On savait que les corbeaux étaient des oiseaux très intelligents. Voilà qu’on découvre qu’ils ont des réseaux de neurones très spéciaux.
Chez au moins trois espèces de corbeaux, des chercheurs ont récemment identifié un nombre « inhabituellement élevé » de cellules dans le cerveau impliquées dans le « traitement de l’information ».
Plus précisément, parmi les volatiles de six espèces (dont l’autruche et le pigeon) examinés par ces chercheurs, les corbeaux sont ceux qui possèdent le plus grand nombre de ce qu’on appelle les interneurones. Ce sont les neurones qui « transmettent » les signaux entre les différents « réseaux ». Ils sont pour cette raison au coeur de la prise de décision — faire ou ne pas faire telle tâche — et, chez nous, au coeur de la planification des tâches ou de l’évaluation des risques d’une tâche.
Les corbeaux avaient 290 millions de ces interneurones, contre 124 millions pour l’autruche et 40 millions pour le pigeon et le poulet. La différence avec les autruches surprend d’autant plus que leur cerveau fait le double du poids de celui d’un corbeau.
Les humains, en comparaison, ont environ 1,3 milliard d’interneurones.
Rappelons que les corbeaux font partie de ces rares animaux qui peuvent se reconnaître dans le miroir. Ils peuvent utiliser un outil pour aller chercher un morceau de nourriture dans un endroit difficile d’accès. Des chercheurs ont affirmé l’an dernier qu’ils pouvaient comprendre le concept de zéro. Et ils peuvent planifier des tâches. Il n’est donc pas inattendu d’en trouver une trace mesurable dans leur cerveau, encore que ça n’explique pas pourquoi cet oiseau a évolué dans cette direction et pas le pigeon, par exemple. Ça ouvre toutefois une petite porte sur une éventuelle meilleure compréhension de ce qui, dans nos propres cerveaux, a pu commencer à faire la différence, il y a quelques millions d’années.
Cette recherche s’inscrit dans une série qui, ces dernières années, a effectivement tenté de décoder ce qu’il y avait de si particulier dans les cerveaux de certains oiseaux — pas juste les corbeaux — dont les capacités cognitives ne cessent d’étonner.
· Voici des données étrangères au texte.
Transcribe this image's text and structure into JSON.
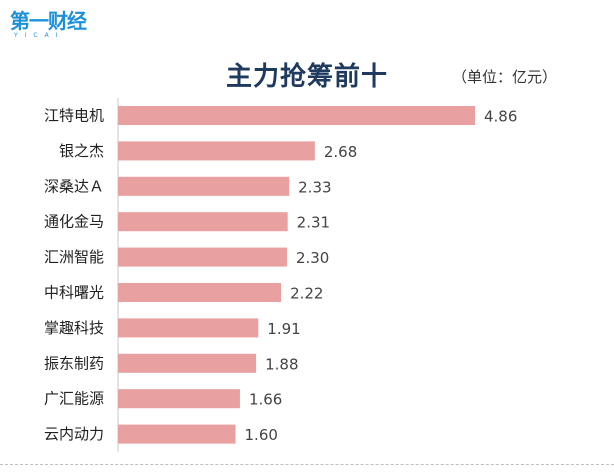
{
  "logo": {
    "main": "第一财经",
    "sub": "YICAI"
  },
  "chart_data": {
    "type": "bar",
    "orientation": "horizontal",
    "title": "主力抢筹前十",
    "unit": "（单位：亿元）",
    "categories": [
      "江特电机",
      "银之杰",
      "深桑达Ａ",
      "通化金马",
      "汇洲智能",
      "中科曙光",
      "掌趣科技",
      "振东制药",
      "广汇能源",
      "云内动力"
    ],
    "values": [
      4.86,
      2.68,
      2.33,
      2.31,
      2.3,
      2.22,
      1.91,
      1.88,
      1.66,
      1.6
    ],
    "value_labels": [
      "4.86",
      "2.68",
      "2.33",
      "2.31",
      "2.30",
      "2.22",
      "1.91",
      "1.88",
      "1.66",
      "1.60"
    ],
    "xlim": [
      0,
      4.86
    ],
    "bar_color": "#e8a0a0",
    "grid": false,
    "legend": "none"
  }
}
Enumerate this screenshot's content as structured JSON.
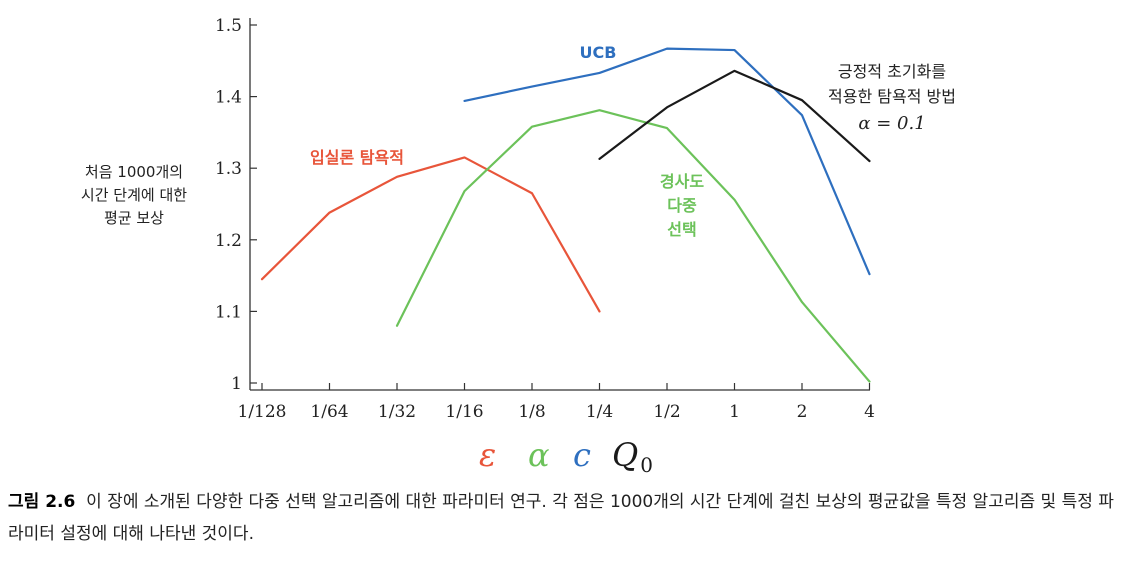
{
  "chart_data": {
    "type": "line",
    "x_categories": [
      "1/128",
      "1/64",
      "1/32",
      "1/16",
      "1/8",
      "1/4",
      "1/2",
      "1",
      "2",
      "4"
    ],
    "y_ticks": [
      "1",
      "1.1",
      "1.2",
      "1.3",
      "1.4",
      "1.5"
    ],
    "ylim": [
      1.0,
      1.5
    ],
    "ylabel": [
      "처음 1000개의",
      "시간 단계에 대한",
      "평균 보상"
    ],
    "grid": false,
    "series": [
      {
        "name": "입실론 탐욕적",
        "parameter": "ε",
        "color": "#e8553a",
        "x": [
          "1/128",
          "1/64",
          "1/32",
          "1/16",
          "1/8",
          "1/4"
        ],
        "y": [
          1.145,
          1.238,
          1.288,
          1.315,
          1.265,
          1.1
        ]
      },
      {
        "name": "경사도 다중 선택",
        "parameter": "α",
        "color": "#6cc25a",
        "x": [
          "1/32",
          "1/16",
          "1/8",
          "1/4",
          "1/2",
          "1",
          "2",
          "4"
        ],
        "y": [
          1.08,
          1.268,
          1.358,
          1.381,
          1.356,
          1.256,
          1.113,
          1.002
        ]
      },
      {
        "name": "UCB",
        "parameter": "c",
        "color": "#2e6fbf",
        "x": [
          "1/16",
          "1/8",
          "1/4",
          "1/2",
          "1",
          "2",
          "4"
        ],
        "y": [
          1.394,
          1.414,
          1.433,
          1.467,
          1.465,
          1.374,
          1.152
        ]
      },
      {
        "name": "긍정적 초기화를 적용한 탐욕적 방법",
        "name_lines": [
          "긍정적 초기화를",
          "적용한 탐욕적 방법"
        ],
        "annotation": "α = 0.1",
        "parameter": "Q0",
        "color": "#1a1a1a",
        "x": [
          "1/4",
          "1/2",
          "1",
          "2",
          "4"
        ],
        "y": [
          1.313,
          1.385,
          1.436,
          1.395,
          1.31
        ]
      }
    ],
    "x_parameter_labels": [
      {
        "text": "ε",
        "color": "#e8553a"
      },
      {
        "text": "α",
        "color": "#6cc25a"
      },
      {
        "text": "c",
        "color": "#2e6fbf"
      },
      {
        "text": "Q",
        "sub": "0",
        "color": "#1a1a1a"
      }
    ]
  },
  "caption": {
    "title": "그림 2.6",
    "text": "이 장에 소개된 다양한 다중 선택 알고리즘에 대한 파라미터 연구. 각 점은 1000개의 시간 단계에 걸친 보상의 평균값을 특정 알고리즘 및 특정 파라미터 설정에 대해 나타낸 것이다."
  }
}
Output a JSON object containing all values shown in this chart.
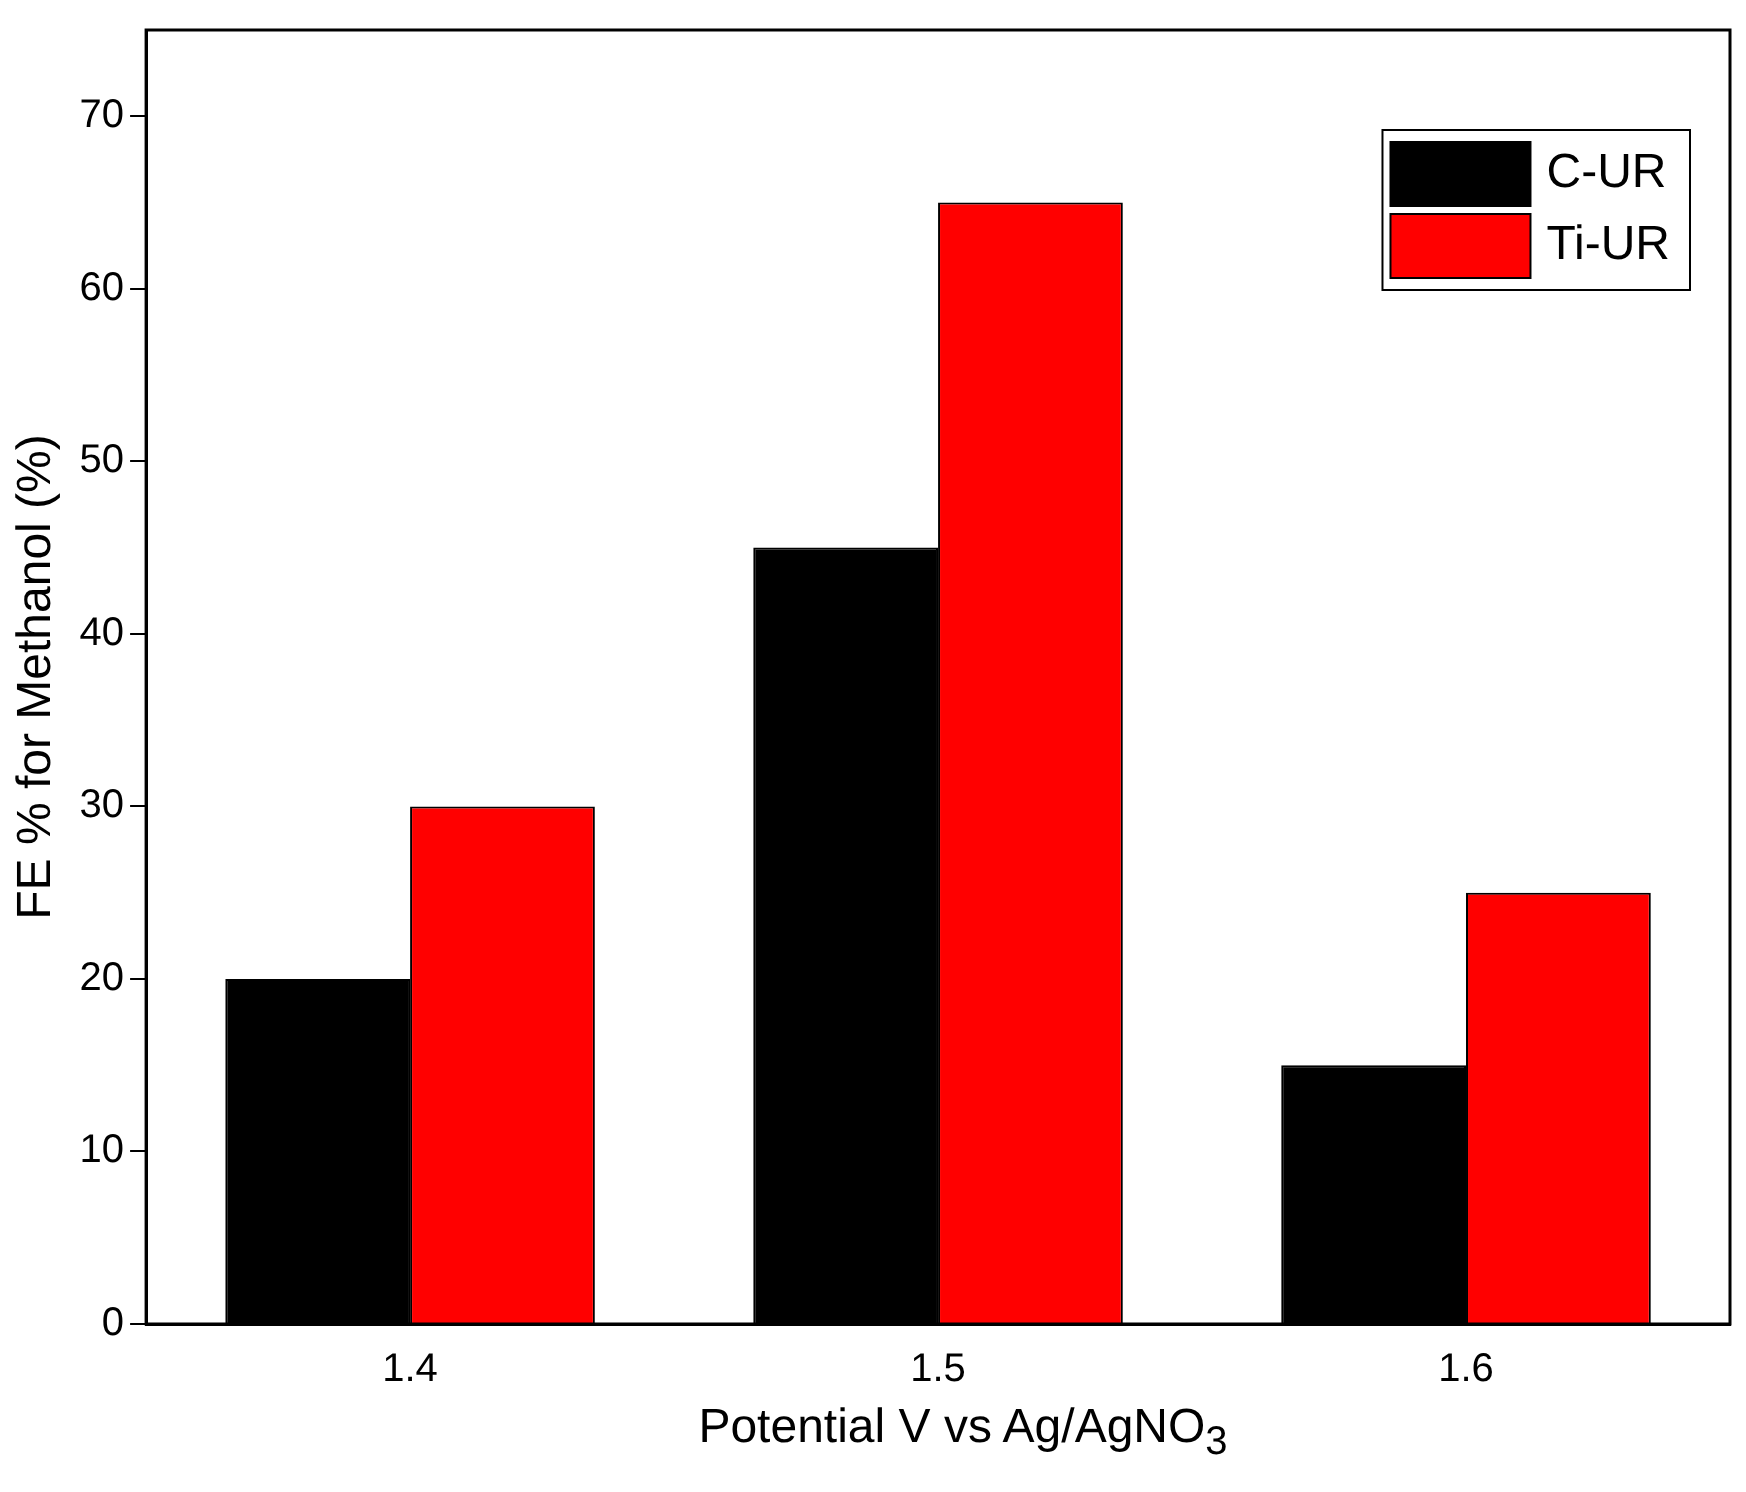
{
  "chart_data": {
    "type": "bar",
    "xlabel": "Potential V vs Ag/AgNO$_{3}$",
    "ylabel": "FE % for Methanol (%)",
    "categories": [
      "1.4",
      "1.5",
      "1.6"
    ],
    "series": [
      {
        "name": "C-UR",
        "color": "#000000",
        "values": [
          20,
          45,
          15
        ]
      },
      {
        "name": "Ti-UR",
        "color": "#ff0000",
        "values": [
          30,
          65,
          25
        ]
      }
    ],
    "ylim": [
      0,
      75
    ],
    "yticks": [
      0,
      10,
      20,
      30,
      40,
      50,
      60,
      70
    ],
    "grid": false,
    "legend": "top right"
  }
}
Par exemple, deux équipes s’étaient penchées en 2020 dans la revue Science sur le pallium, une région du cerveau qui, bien qu’elle soit toute petite chez les oiseaux — petite tête oblige — n’en a pas moins révélé des neurones dont « l’organisation » rappelle celle de notre cortex: soit la zone de notre cerveau associée entre autres aux tâches dites « supérieures », comme le langage et la mémoire. Là non plus, ça n’explique pas pourquoi le corbeau et pas un autre, mais ça rappelle que, même dans une toute petite tête, les neurones peuvent parvenir à « maximiser » l’espace qui est à leur disposition.